LFLB History Museum

"New" Hotel: Destination Lake Forest

Location: Mayflower between Rosemary and Maplewood, along Lake Michigan
Drawing of the new Lake Forest Hotel from a publication of Lake Forest University.
Location: Mayflower between Rosemary and Maplewood, along Lake Michigan

In its first decade, much of the early development of Lake Forest wound its way through the forest and shied away from the lake. The Lake Forest Hotel, built in 1870, bucked this trend. Located on the bluff above Lake Michigan, east of Mayflower and Rosemary, the sumptuous six-story hotel came with a building price tag of $80,000 and was designed by renowned early Chicago architect John Mills Van Osdel. It drew vacationers who sought North Shore wilderness and beaches, yet preferred comfortable, modern accommodations.

Locals called it the “New” Hotel, to distinguish it from an older Lake Forest Hotel a few blocks to the west. This New Hotel had everything except fireproof construction: 60 rooms which could hold 120 guests; a lake view; gas; hot and cold water; bathrooms; telegraph wire service; an ice house; separate laundry rooms; stables and sheds; and even drinking water from an artesian well.

Advertisement for the new Lake Forest Hotel, April 24, 1874, Chicago Daily Tribune.
Despite the appeal of its luxuries to summer visitors, after just a few seasons the New Hotel fell heavily in debt and reverted to the ownership of the Lake Forest Association. It ceased operation as a hotel and provided convenient dormitory and classroom space for the resurrected Lake Forest University, which opened its doors in 1876.
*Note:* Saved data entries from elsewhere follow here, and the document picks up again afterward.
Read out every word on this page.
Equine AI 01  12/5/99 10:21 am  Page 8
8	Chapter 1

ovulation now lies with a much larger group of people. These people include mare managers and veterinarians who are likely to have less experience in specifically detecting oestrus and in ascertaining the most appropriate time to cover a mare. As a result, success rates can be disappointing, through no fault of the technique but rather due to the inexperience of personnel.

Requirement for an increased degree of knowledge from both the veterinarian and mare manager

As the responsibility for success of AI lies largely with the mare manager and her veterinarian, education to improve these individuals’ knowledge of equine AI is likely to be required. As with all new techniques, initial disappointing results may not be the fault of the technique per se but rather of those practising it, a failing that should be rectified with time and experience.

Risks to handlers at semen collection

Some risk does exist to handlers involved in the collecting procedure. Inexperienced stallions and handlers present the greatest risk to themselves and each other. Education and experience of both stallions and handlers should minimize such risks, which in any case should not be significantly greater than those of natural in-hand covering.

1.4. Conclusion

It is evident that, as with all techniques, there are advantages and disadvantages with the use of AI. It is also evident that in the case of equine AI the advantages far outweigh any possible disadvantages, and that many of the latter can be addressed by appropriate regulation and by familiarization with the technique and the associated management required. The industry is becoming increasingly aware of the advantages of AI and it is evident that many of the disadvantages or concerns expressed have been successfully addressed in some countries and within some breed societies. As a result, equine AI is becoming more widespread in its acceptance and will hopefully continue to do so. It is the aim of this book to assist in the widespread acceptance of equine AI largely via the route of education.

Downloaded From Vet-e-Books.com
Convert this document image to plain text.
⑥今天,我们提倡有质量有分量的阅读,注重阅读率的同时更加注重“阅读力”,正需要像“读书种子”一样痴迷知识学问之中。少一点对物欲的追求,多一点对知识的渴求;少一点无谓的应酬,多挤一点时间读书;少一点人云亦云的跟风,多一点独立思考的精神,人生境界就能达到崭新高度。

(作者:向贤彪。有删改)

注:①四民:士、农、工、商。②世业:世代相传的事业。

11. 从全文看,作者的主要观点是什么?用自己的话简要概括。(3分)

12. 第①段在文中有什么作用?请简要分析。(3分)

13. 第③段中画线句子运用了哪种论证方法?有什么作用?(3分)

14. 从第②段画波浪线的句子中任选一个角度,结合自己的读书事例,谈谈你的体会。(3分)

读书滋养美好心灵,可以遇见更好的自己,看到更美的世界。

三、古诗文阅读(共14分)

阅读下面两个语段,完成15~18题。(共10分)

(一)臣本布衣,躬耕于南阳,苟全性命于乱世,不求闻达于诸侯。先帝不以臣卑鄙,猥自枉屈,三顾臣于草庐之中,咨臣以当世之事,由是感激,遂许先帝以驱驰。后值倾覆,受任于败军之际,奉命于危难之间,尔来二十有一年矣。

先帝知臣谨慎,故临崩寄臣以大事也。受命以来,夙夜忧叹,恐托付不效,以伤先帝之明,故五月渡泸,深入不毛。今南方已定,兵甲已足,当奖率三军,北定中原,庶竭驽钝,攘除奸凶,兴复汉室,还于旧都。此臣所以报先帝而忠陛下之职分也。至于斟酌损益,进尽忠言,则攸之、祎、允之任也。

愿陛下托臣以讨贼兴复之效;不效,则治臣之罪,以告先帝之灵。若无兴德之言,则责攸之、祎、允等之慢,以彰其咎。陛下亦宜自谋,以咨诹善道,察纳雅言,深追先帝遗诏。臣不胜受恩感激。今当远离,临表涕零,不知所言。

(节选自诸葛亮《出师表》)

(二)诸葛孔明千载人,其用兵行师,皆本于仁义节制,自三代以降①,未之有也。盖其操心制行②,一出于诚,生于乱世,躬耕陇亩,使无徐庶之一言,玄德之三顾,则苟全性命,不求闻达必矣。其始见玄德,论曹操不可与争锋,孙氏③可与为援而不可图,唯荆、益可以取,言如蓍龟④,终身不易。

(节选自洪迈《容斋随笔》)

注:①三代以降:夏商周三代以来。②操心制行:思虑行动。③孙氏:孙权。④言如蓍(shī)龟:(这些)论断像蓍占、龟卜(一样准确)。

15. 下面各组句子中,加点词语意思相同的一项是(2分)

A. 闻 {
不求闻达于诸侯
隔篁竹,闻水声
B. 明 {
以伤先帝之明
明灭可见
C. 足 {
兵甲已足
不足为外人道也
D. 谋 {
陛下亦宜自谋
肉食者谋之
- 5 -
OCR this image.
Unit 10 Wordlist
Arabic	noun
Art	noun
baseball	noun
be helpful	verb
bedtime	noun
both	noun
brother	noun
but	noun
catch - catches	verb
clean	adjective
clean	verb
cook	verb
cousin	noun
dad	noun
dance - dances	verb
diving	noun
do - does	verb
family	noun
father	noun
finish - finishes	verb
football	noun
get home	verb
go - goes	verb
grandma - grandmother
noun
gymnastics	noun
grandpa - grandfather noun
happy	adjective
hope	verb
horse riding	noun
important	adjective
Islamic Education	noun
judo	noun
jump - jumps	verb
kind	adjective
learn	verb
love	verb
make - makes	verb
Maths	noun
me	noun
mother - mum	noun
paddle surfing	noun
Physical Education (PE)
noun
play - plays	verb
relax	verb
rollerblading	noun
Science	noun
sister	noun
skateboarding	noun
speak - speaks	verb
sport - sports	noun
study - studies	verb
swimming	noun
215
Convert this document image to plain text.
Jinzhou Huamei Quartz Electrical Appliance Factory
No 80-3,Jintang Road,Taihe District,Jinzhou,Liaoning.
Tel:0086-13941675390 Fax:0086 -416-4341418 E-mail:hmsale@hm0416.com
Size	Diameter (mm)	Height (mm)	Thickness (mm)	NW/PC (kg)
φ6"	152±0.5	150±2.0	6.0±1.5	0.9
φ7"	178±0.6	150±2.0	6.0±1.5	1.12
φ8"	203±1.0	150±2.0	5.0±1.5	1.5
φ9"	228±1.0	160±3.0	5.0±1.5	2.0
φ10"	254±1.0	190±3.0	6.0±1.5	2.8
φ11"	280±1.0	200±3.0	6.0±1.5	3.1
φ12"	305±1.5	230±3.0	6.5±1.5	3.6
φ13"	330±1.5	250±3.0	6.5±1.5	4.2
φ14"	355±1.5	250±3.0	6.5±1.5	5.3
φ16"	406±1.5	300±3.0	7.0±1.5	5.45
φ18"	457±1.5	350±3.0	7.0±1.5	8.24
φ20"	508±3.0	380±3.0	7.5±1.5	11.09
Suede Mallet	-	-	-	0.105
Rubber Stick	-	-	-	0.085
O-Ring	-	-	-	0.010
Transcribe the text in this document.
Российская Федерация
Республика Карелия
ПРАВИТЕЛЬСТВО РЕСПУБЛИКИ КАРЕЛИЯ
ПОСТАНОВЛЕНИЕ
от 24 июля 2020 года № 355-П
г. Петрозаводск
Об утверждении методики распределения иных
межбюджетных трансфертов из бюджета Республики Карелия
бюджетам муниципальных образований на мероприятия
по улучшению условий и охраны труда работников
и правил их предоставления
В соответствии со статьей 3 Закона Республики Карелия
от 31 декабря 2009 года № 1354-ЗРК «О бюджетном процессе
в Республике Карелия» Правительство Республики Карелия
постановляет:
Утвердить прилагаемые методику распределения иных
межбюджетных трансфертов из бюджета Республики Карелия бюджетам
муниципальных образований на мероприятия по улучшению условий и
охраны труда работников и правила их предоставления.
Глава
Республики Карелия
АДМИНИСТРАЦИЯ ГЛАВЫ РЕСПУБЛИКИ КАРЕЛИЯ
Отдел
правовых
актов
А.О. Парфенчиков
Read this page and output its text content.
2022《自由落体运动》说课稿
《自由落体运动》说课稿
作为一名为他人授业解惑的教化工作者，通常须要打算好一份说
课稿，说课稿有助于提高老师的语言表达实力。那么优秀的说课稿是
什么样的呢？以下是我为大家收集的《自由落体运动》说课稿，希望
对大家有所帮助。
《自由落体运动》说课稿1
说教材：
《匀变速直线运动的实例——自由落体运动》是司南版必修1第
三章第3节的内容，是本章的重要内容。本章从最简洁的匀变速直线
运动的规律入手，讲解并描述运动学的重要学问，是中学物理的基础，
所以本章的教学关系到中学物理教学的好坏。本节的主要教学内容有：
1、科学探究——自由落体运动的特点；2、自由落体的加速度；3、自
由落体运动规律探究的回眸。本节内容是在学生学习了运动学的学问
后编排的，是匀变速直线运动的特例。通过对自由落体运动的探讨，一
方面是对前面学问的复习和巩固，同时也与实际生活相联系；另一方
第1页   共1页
Because the building was designed as a warm-weather resort, it lacked heating infrastructure. Students could either freeze in the winter or light potentially dangerous fires. In December 1877, one of these fires spread, consuming the entire building in less than three hours. College classes took place in the Old Hotel until a new college building, the current Young Hall/Brown Hall, went up in 1878.